En este texto se pudieron leer datos como éstos: "La sangre corre por las aceras. Los legionarios y los moros continúan ejecutando en masa. Barrios enteros están en llamas y el número de víctimas, mujeres, niños y ancianos es innumerable. En los pueblos de los alrededores las tropas han pasado por las armas a todos los que eran fieles al Gobierno. Están teniendo lugar ejecuciones en masa. Los cadáveres cubren el suelo. En la plaza del Ayuntamiento yacen los partidarios del Gobierno que fueron ejecutados contra el muro de la catedral. La sangre corre por las aceras. Por todas partes se encuentran charcos coagulados".

Lo que fue y se ocultó

Es cierto que aún queda mucho por salir a la luz. Y es que los corresponsales de la prensa extranjera se hicieron eco de las matanzas en esta ciudad, pero algunos fueron detenidos y a otros les confiscaron todo su material informativo, con lo que muchos de estos valiosos reportajes desaparecieron para siempre o, en el mejor de los casos, permanecen todavía ocultos en algún baúl familiar.

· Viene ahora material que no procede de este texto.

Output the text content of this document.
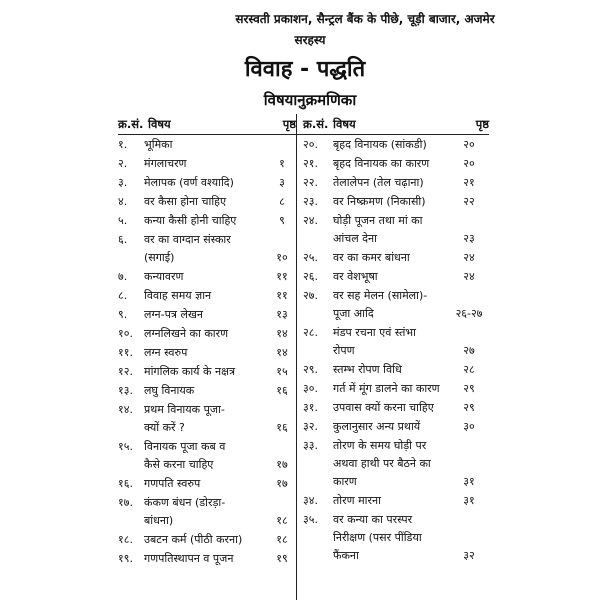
सरस्वती प्रकाशन, सैन्ट्रल बैंक के पीछे, चूड़ी बाजार, अजमेर
सरहस्य
विवाह - पद्धति
विषयानुक्रमणिका
क्र.सं. विषय	पृष्ठ
१.	भूमिका
२.	मंगलाचरण	१
३.	मेलापक (वर्ण वश्यादि)	३
४.	वर कैसा होना चाहिए	८
५.	कन्या कैसी होनी चाहिए	९
६.	वर का वाग्दान संस्कार
(सगाई)	१०
७.	कन्यावरण	११
८.	विवाह समय ज्ञान	११
९.	लग्न-पत्र लेखन	१३
१०.	लग्नलिखने का कारण	१४
११.	लग्न स्वरुप	१४
१२.	मांगलिक कार्य के नक्षत्र	१५
१३.	लघु विनायक	१६
१४.	प्रथम विनायक पूजा-
क्यों करें ?	१६
१५.	विनायक पूजा कब व
कैसे करना चाहिए	१७
१६.	गणपति स्वरुप	१७
१७.	कंकण बंधन (डोरड़ा-
बांधना)	१८
१८.	उबटन कर्म (पीठी करना)	१८
१९.	गणपतिस्थापन व पूजन	१९
क्र.सं. विषय	पृष्ठ
२०.	बृहद विनायक (सांकडी)	२०
२१.	बृहद विनायक का कारण	२०
२२.	तेलालेपन (तेल चढ़ाना)	२१
२३.	वर निष्क्रमण (निकासी)	२२
२४.	घोड़ी पूजन तथा मां का
आंचल देना	२३
२५.	वर का कमर बांधना	२४
२६.	वर वेशभूषा	२४
२७.	वर सह मेलन (सामेला)-
पूजा आदि	२६-२७
२८.	मंडप रचना एवं स्तंभा
रोपण	२७
२९.	स्तम्भ रोपण विधि	२८
३०.	गर्त में मूंग डालने का कारण	२९
३१.	उपवास क्यों करना चाहिए	२९
३२.	कुलानुसार अन्य प्रथायें	३०
३३.	तोरण के समय घोड़ी पर
अथवा हाथी पर बैठने का
कारण	३१
३४.	तोरण मारना	३१
३५.	वर कन्या का परस्पर
निरीक्षण (पसर पींडिया
फैंकना	३२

Como dice Justo Vila en su libro "Extremadura: la Guerra Civil": "las matanzas de Badajoz es una vieja historia, una de esas malditas manchas de verdad que los culpables, de un signo u otro, tapan pero de la que nunca se podrán desprender. Una dolorosa realidad que nadie, ni tan siquiera las mismas víctimas, quieren recordar".

Como se puede apreciar, fueron muchas las personas que hablaron sobre los sucesos ocurridos en la plaza de toros de Badajoz. Por lo tanto, ¿cómo puede ser un mito algo de lo que tantos han hablado? Un mito siempre tiene una base de realidad, es decir, nace de la existencia de algo. Y esto es justamente lo que ocurre con la matanza de Badajoz.

Pero, ¿cuántos muertos hubo en esta ciudad? Este es un aspecto en el que hasta el momento no ha habido ningún acuerdo. Por ejemplo, Hugo Thomas, que estudió el caso 23 años después, cree que la cifra de víctimas ronda los doscientos. César M. Lorenzo, en cambio, dice que hubo aproximadamente mil quinientas ejecuciones. Manuel Muñón de Lara avanza la cifra de mil doscientos. 

Otro historiador, Ricardo Sanz, menciona a más de tres mil antifascistas ejecutados. James Cleugh, que simpatizaba con los rebeldes, dijo en su momento que hubo dos mil muertos.

  

Declaraciones en primera persona

Pero el dato más revelador lo tiene el autor de las matanzas, Yagüe. Éste afirmó en dos ocasiones ser quien realizó toda aquella masacre. La primera, el teniente coronel Yagüe, comandante jefe de las tropas que operaron en el sector de Badajoz, declaró satisfecho al representante de Le Temps, Jacques Berthet, lo siguiente: "Es una espléndida victoria. Antes de avanzar de nuevo, y ayudado por los falangistas, vamos a acabar de limpiar Extremadura". 

La segunda fue cuando el periodista John T. Whitaker le preguntó si era verdad que habían sido asesinados varios miles de personas. A esto, el teniente coronel Yagüe respondió sonriendo: "Naturalmente que los hemos matado. ¿Qué suponía usted? ¿Iba a llevar cuatro mil prisioneros rojos con mi columna, teniendo que avanzar a contra reloj? ¿O iba a dejarlos en mi retaguardia para que Badajoz fuera rojo otra vez?"

A pesar de que se intentó ocultar toda aquella información que relatara y afirmara los hechos de Badajoz, siguen militando textos a favor de la existencia de las ejecuciones. Está el artículo de Jay Allen (periodista del Chicago Tribune), lo que escrbió John T. Whitaker (del New York Herald Tribune), lo que publicó Arthur Koestler (que estudió el caso), la investigación que hizo Hugo Thomas 23 años después y la investigación de Rafael Tenorio cuarenta años más tarde.